Les mauvaises nouvelles s'accumulent pour Carlos Ghosn, lâché jeudi par l'État français.

Les mauvaises nouvelles s'accumulent pour Carlos Ghosn, lâché jeudi par l'État français.

AFP/Yasuyoshi Chiba

Selon l'enquête menée en interne par Nissan et une filiale établie aux Pays-Bas avec son compatriote Mitsubishi Motors (NMBV), le dirigeant «a reçu une rémunération totale de 7 822 206,12 d'euros (taxes comprises)» dans ce cadre, écrit Nissan dans un communiqué, confirmant des informations données la semaine dernière par une source proche du dossier.

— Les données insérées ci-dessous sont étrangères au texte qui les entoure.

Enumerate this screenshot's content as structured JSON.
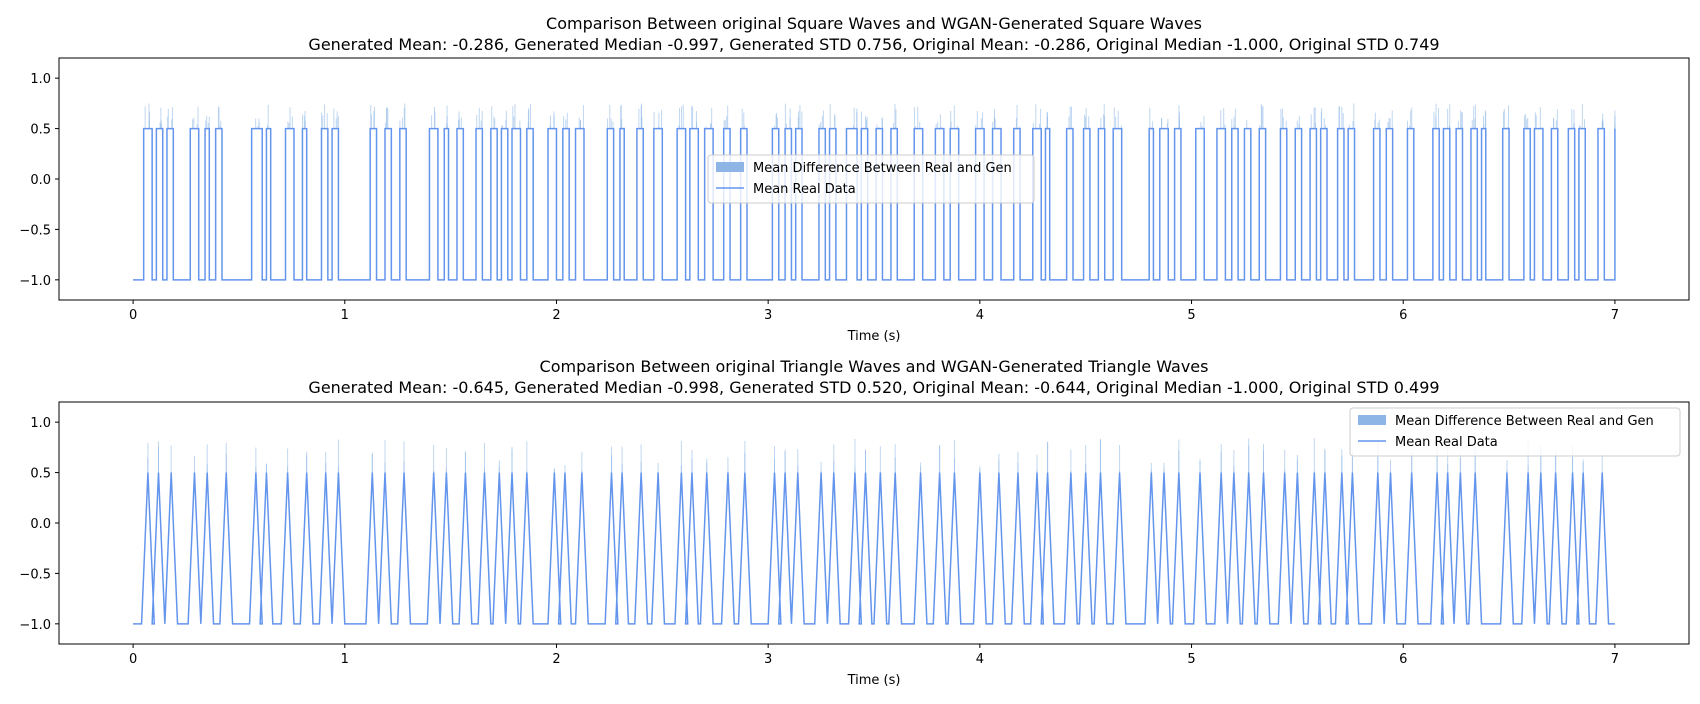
{
  "figure": {
    "colors": {
      "series": "#6495ED",
      "fill": "#8DB6E6",
      "axis": "#000000"
    }
  },
  "chart_data": [
    {
      "type": "line",
      "title": "Comparison Between original Square Waves and WGAN-Generated Square Waves",
      "subtitle": "Generated Mean: -0.286, Generated Median -0.997, Generated STD 0.756, Original Mean: -0.286, Original Median -1.000, Original STD 0.749",
      "xlabel": "Time (s)",
      "ylabel": "",
      "xlim": [
        -0.35,
        7.35
      ],
      "ylim": [
        -1.2,
        1.2
      ],
      "xticks": [
        0,
        1,
        2,
        3,
        4,
        5,
        6,
        7
      ],
      "yticks": [
        -1.0,
        -0.5,
        0.0,
        0.5,
        1.0
      ],
      "ytick_labels": [
        "−1.0",
        "−0.5",
        "0.0",
        "0.5",
        "1.0"
      ],
      "grid": false,
      "legend_position": "center",
      "legend": [
        "Mean Difference Between Real and Gen",
        "Mean Real Data"
      ],
      "wave_shape": "square",
      "low": -1.0,
      "high": 0.5,
      "fill_band_max": 0.75,
      "x": [
        0.0,
        7.0
      ],
      "pulses": [
        [
          0.05,
          0.09
        ],
        [
          0.11,
          0.14
        ],
        [
          0.16,
          0.19
        ],
        [
          0.27,
          0.31
        ],
        [
          0.34,
          0.36
        ],
        [
          0.39,
          0.42
        ],
        [
          0.56,
          0.61
        ],
        [
          0.63,
          0.65
        ],
        [
          0.72,
          0.76
        ],
        [
          0.8,
          0.82
        ],
        [
          0.89,
          0.92
        ],
        [
          0.94,
          0.97
        ],
        [
          1.12,
          1.15
        ],
        [
          1.19,
          1.22
        ],
        [
          1.26,
          1.29
        ],
        [
          1.4,
          1.44
        ],
        [
          1.47,
          1.49
        ],
        [
          1.53,
          1.56
        ],
        [
          1.62,
          1.65
        ],
        [
          1.69,
          1.72
        ],
        [
          1.74,
          1.77
        ],
        [
          1.79,
          1.83
        ],
        [
          1.86,
          1.89
        ],
        [
          1.96,
          2.0
        ],
        [
          2.03,
          2.06
        ],
        [
          2.09,
          2.13
        ],
        [
          2.24,
          2.27
        ],
        [
          2.3,
          2.32
        ],
        [
          2.38,
          2.41
        ],
        [
          2.46,
          2.5
        ],
        [
          2.57,
          2.61
        ],
        [
          2.63,
          2.67
        ],
        [
          2.7,
          2.74
        ],
        [
          2.79,
          2.82
        ],
        [
          2.87,
          2.9
        ],
        [
          3.02,
          3.05
        ],
        [
          3.08,
          3.11
        ],
        [
          3.13,
          3.16
        ],
        [
          3.24,
          3.27
        ],
        [
          3.29,
          3.32
        ],
        [
          3.37,
          3.42
        ],
        [
          3.44,
          3.47
        ],
        [
          3.51,
          3.54
        ],
        [
          3.58,
          3.61
        ],
        [
          3.69,
          3.73
        ],
        [
          3.79,
          3.83
        ],
        [
          3.86,
          3.9
        ],
        [
          3.98,
          4.02
        ],
        [
          4.06,
          4.1
        ],
        [
          4.16,
          4.19
        ],
        [
          4.25,
          4.29
        ],
        [
          4.31,
          4.33
        ],
        [
          4.41,
          4.44
        ],
        [
          4.49,
          4.52
        ],
        [
          4.56,
          4.59
        ],
        [
          4.63,
          4.67
        ],
        [
          4.8,
          4.82
        ],
        [
          4.85,
          4.89
        ],
        [
          4.92,
          4.95
        ],
        [
          5.02,
          5.06
        ],
        [
          5.12,
          5.16
        ],
        [
          5.19,
          5.22
        ],
        [
          5.25,
          5.28
        ],
        [
          5.32,
          5.35
        ],
        [
          5.42,
          5.45
        ],
        [
          5.49,
          5.52
        ],
        [
          5.56,
          5.59
        ],
        [
          5.61,
          5.64
        ],
        [
          5.69,
          5.72
        ],
        [
          5.74,
          5.77
        ],
        [
          5.86,
          5.89
        ],
        [
          5.92,
          5.95
        ],
        [
          6.02,
          6.05
        ],
        [
          6.14,
          6.17
        ],
        [
          6.19,
          6.22
        ],
        [
          6.25,
          6.28
        ],
        [
          6.32,
          6.35
        ],
        [
          6.37,
          6.39
        ],
        [
          6.47,
          6.5
        ],
        [
          6.57,
          6.6
        ],
        [
          6.62,
          6.66
        ],
        [
          6.7,
          6.73
        ],
        [
          6.78,
          6.81
        ],
        [
          6.83,
          6.86
        ],
        [
          6.92,
          6.95
        ],
        [
          7.0,
          7.0
        ]
      ]
    },
    {
      "type": "line",
      "title": "Comparison Between original Triangle Waves and WGAN-Generated Triangle Waves",
      "subtitle": "Generated Mean: -0.645, Generated Median -0.998, Generated STD 0.520, Original Mean: -0.644, Original Median -1.000, Original STD 0.499",
      "xlabel": "Time (s)",
      "ylabel": "",
      "xlim": [
        -0.35,
        7.35
      ],
      "ylim": [
        -1.2,
        1.2
      ],
      "xticks": [
        0,
        1,
        2,
        3,
        4,
        5,
        6,
        7
      ],
      "yticks": [
        -1.0,
        -0.5,
        0.0,
        0.5,
        1.0
      ],
      "ytick_labels": [
        "−1.0",
        "−0.5",
        "0.0",
        "0.5",
        "1.0"
      ],
      "grid": false,
      "legend_position": "upper right",
      "legend": [
        "Mean Difference Between Real and Gen",
        "Mean Real Data"
      ],
      "wave_shape": "triangle",
      "low": -1.0,
      "high": 0.5,
      "fill_band_max": 0.85,
      "x": [
        0.0,
        7.0
      ],
      "peaks": [
        0.07,
        0.12,
        0.18,
        0.29,
        0.35,
        0.44,
        0.58,
        0.63,
        0.73,
        0.82,
        0.91,
        0.97,
        1.13,
        1.19,
        1.28,
        1.42,
        1.48,
        1.57,
        1.66,
        1.73,
        1.79,
        1.86,
        1.99,
        2.04,
        2.12,
        2.26,
        2.31,
        2.4,
        2.48,
        2.59,
        2.64,
        2.71,
        2.81,
        2.89,
        3.03,
        3.08,
        3.14,
        3.25,
        3.31,
        3.41,
        3.46,
        3.53,
        3.6,
        3.72,
        3.81,
        3.88,
        4.0,
        4.09,
        4.18,
        4.27,
        4.32,
        4.43,
        4.5,
        4.57,
        4.66,
        4.81,
        4.87,
        4.94,
        5.04,
        5.14,
        5.2,
        5.27,
        5.34,
        5.44,
        5.5,
        5.58,
        5.63,
        5.71,
        5.76,
        5.88,
        5.94,
        6.04,
        6.16,
        6.21,
        6.27,
        6.34,
        6.49,
        6.59,
        6.65,
        6.72,
        6.8,
        6.85,
        6.94
      ]
    }
  ]
}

«Il s'est signé un contrat sans discuter avec les autres membres du conseil d'administration de NMBV que sont le PDG de Nissan Hiroto Saikawa et le PDG de Mitsubishi Motors, Osamu Masuko. Ils n'ont pour leur part touché aucun revenu», affirme le constructeur. Le secrétariat de Nissan en était la seule autre partie informée, selon la source proche déjà citée.

«Faussement accusé»

Considérant qu'il s'agit là «d'une faute» de M. Ghosn, Nissan dit «réfléchir aux moyens de récupérer cette somme» auprès du magnat de l'automobile, via un dépôt de plainte, précise une personne au fait des investigations. La coentreprise NMBV, détenue à parité par Nissan et Mitsubishi Motors, avait été fondée en juin 2017 «avec pour mission l'exploration et la promotion de synergies au sein du partenariat».

Le constructeur, qui a commencé à enquêter à l'été 2018 après le signalement d'un ou plusieurs lanceurs d'alerte, a ensuite transmis à l'automne les informations au parquet de Tokyo, ce qui a abouti à l'interpellation surprise de Carlos Ghosn, le 19 novembre. Depuis, le bâtisseur de l'alliance Renault-Nissan, qui se dit «faussement accusé», séjourne en prison. Ses avocats ont indiqué, vendredi, avoir déposé une nouvelle demande de libération sous caution, après l'échec d'une première requête cette semaine.